Cilevirus and Dichorhavirus are two genera of plant viruses infecting citrus and cause leprosis disease. Hibiscus-infecting Cilevirus (HiCV), which is considered as a hibiscus strain of cytoplasmic Citrus leprosis virus 2 (CiLV-C2H), was detected in Hibiscus in Hawaii and Florida. A Ribozero High throughput sequencing protocol was developed and applied to identify CiLV-C2H in passion fruit (Passiflora sp.) in Hawaii. The full genome sequence was determined. The dichorhaviruses that infect citrus in Mexico, Colombia, and South Africa were identified as citrus and orchid strains of OFV (OFV-Cit and OFV-Orc). In 2020, we detected Brevipalpus transmitted dichorhaviruses in multiple hosts: (1) OFV-Orc2 strain, infecting rough lemon and mandarin orange in Hawaii, (2) OFV-Orc1 and OFV-Orc2 in monkey grass (Liriope spp.), greenbrier (Smilax auriculata), lilyturfs (Ophiopogon spp.) and cast-iron (Aspidistra elatior) plants in Florida and (3) OFV-Orc1 and OFV-Orc2 in cymbidium and dendrobium orchids in California.
Accomplishments
1. Developed tissue printing and machine learning technology for detection of the citrus greening pathogen and identified ten viruses associated with the citrus leprosis disease complex.

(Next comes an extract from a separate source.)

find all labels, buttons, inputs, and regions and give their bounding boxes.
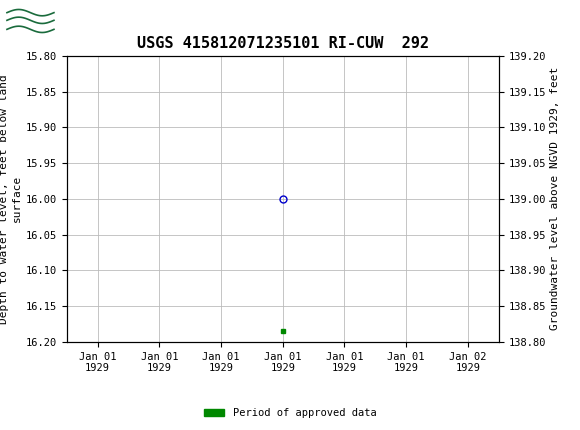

Since 2005, Citrus greening or Huanglongbing (HLB) disease has caused unprecedented losses to the citrus industry in Florida and continuing the threat to California and Texas citrus industry. In Florida, Sweet orange and grapefruit production has been reduced by 80 and 96%, respectively. Detection of CLas for diagnosis of HLB is generally done by qPCR assay. An immune tissue print assay for CLas was developed to provide an alternative detection paradigm to qPCR. The antibodies were used in a tissue print format to visually detect CLas as purple spots in the phloem cells of infected citrus. Usually, this straightforward detection assay may provide a misleading qualitative yes/no decision. To avoid this misleading interpretation machine learning based approach was integrated to do the image analysis. A supervised representation learning based approach was developed to train convolutional neural networks (CNNs) and implemented to evaluate the images. Analysis provides either positive or negative for the presence of CLas confidence scores associated with the determination of a given image. Current model hypothesis worked very well, with 90% of curated samples identified in agreement with the expert curator. Another advantage of using the models to classify the tissue prints in an automated format is that human observer bias is eliminated, and consistency of classification has been improved. The computational models can be developed for classification of immune tissue prints for the detection of other phloem-limited pathogens like Spiroplasma citri, Citrus tristeza virus and Citrus chlorotic dwarf associated virus infecting citrus.